On the surface, local bachelor Ethan Richards may seem like a run-of-the-mill straight guy, thanks to his love of football and video games, and his questionable past with a fraternity affiliation. But at his core, Richards is a champion of LGBTQ+ rights and has moved mountains for the community through his brave actions.
Richards, who has been unattached for most of his adult life, plays the field liberally and hooks up with different people on a regular basis. But he does put one important limitation on his own sexual satisfaction. Richards only achieves orgasm when he’s positive that the other person involved knows their basic Hollywood lineage. Specifically, they must be aware of a genealogical fact that is patently obvious to many members of the queer community.
“In order for me to climax, I have to know that the other person knows Liza Minelli is Judy Garland’s daughter.”
Said Richards’ childhood friend Chase, “Ethan has really gone above and beyond for the cause, and his service has not gone unnoticed. When I came out to Ethan in ninth grade, his support for me never faltered, not once.” Chase is not surprised, therefore, to hear how Ethan goes out of his way to make sure the people he’s hooking up with are strong allies as well.

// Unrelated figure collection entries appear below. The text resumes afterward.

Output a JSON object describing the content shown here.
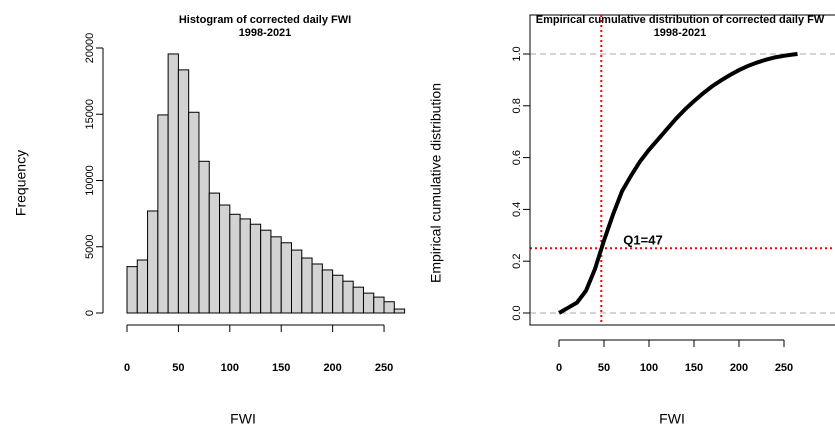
{
  "chart_data": [
    {
      "type": "histogram",
      "title": "Histogram of corrected daily FWI",
      "subtitle": "1998-2021",
      "xlabel": "FWI",
      "ylabel": "Frequency",
      "bins": [
        0,
        10,
        20,
        30,
        40,
        50,
        60,
        70,
        80,
        90,
        100,
        110,
        120,
        130,
        140,
        150,
        160,
        170,
        180,
        190,
        200,
        210,
        220,
        230,
        240,
        250,
        260,
        270
      ],
      "counts": [
        3500,
        4000,
        7700,
        14950,
        19550,
        18350,
        15150,
        11450,
        9050,
        8150,
        7450,
        7100,
        6700,
        6250,
        5750,
        5300,
        4750,
        4150,
        3700,
        3250,
        2850,
        2400,
        1950,
        1500,
        1200,
        850,
        300
      ],
      "color": "#d3d3d3",
      "xlim": [
        0,
        270
      ],
      "ylim": [
        0,
        20000
      ],
      "xticks": [
        0,
        50,
        100,
        150,
        200,
        250
      ],
      "yticks": [
        0,
        5000,
        10000,
        15000,
        20000
      ]
    },
    {
      "type": "ecdf",
      "title": "Empirical cumulative distribution of corrected daily FW",
      "subtitle": "1998-2021",
      "xlabel": "FWI",
      "ylabel": "Empirical cumulative distribution",
      "x": [
        0,
        10,
        20,
        30,
        40,
        50,
        60,
        70,
        80,
        90,
        100,
        110,
        120,
        130,
        140,
        150,
        160,
        170,
        180,
        190,
        200,
        210,
        220,
        230,
        240,
        250,
        260,
        265
      ],
      "values": [
        0,
        0.02,
        0.04,
        0.086,
        0.17,
        0.28,
        0.38,
        0.47,
        0.53,
        0.585,
        0.63,
        0.67,
        0.71,
        0.75,
        0.786,
        0.818,
        0.848,
        0.875,
        0.898,
        0.919,
        0.938,
        0.954,
        0.967,
        0.978,
        0.987,
        0.993,
        0.998,
        1.0
      ],
      "color": "#000000",
      "xlim": [
        0,
        250
      ],
      "ylim": [
        0,
        1
      ],
      "xticks": [
        0,
        50,
        100,
        150,
        200,
        250
      ],
      "yticks": [
        {
          "value": 0,
          "label": "0.0"
        },
        0.2,
        0.4,
        0.6,
        0.8,
        {
          "value": 1,
          "label": "1.0"
        }
      ],
      "dashed_hlines": [
        0,
        1
      ],
      "reference": {
        "x": 47,
        "y": 0.25,
        "color": "#ff0000",
        "label": "Q1=47"
      }
    }
  ]
}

Always eager to engage in fun, healthy, consensual sex, when Richards is hooking up with somebody, he maintains constant verbal communication. He makes a habit of asking his partners “Is this okay?” at regular intervals and only moves forward if he receives an enthusiastic affirmative response. Then, in the heat of the moment, he culminates each experience by popping the question: “Who is Liza Minelli’s mom?”
“I try to keep it hot by whispering in their ear, but yeah, I just straight up ask them without any context. Most people don’t mind the little pop quiz, because the factoid is super common knowledge. At least, it should be,” said Richards.
Though Richards hasn’t kept a log of people’s responses, he estimates that about 95% of his sexual encounters have been able to proceed as normal, because the women involved knew who Liza Minelli’s mom was. Good for them!
Richards recalls one particularly disturbing occasion, however, where it became evident that not only did the woman not know the answer, but once she was told the correct response was “Judy Garland,” her eyes did not indicate an ounce of recognition. Ethan concludes that she altogether didn’t know who Judy Garland was. In that moment, he felt hurt and confused. At the same time, he knew that moments like this were precisely why he had this question on hand as a precaution.
“I thanked her for a nice evening, but asked her to leave right away.” Ever the gentleman, Richards paid for her Lyft home, even though he wanted nothing to do with her from that point on.
“I’m not a hero,” insists Richards. “In the grand scheme of things, a lot of things in life are more important than sex.” Richards knows where his priorities lie, and for Richard, his priorities include that single piece of trivia—and, by association, his alliance with the entire queer community.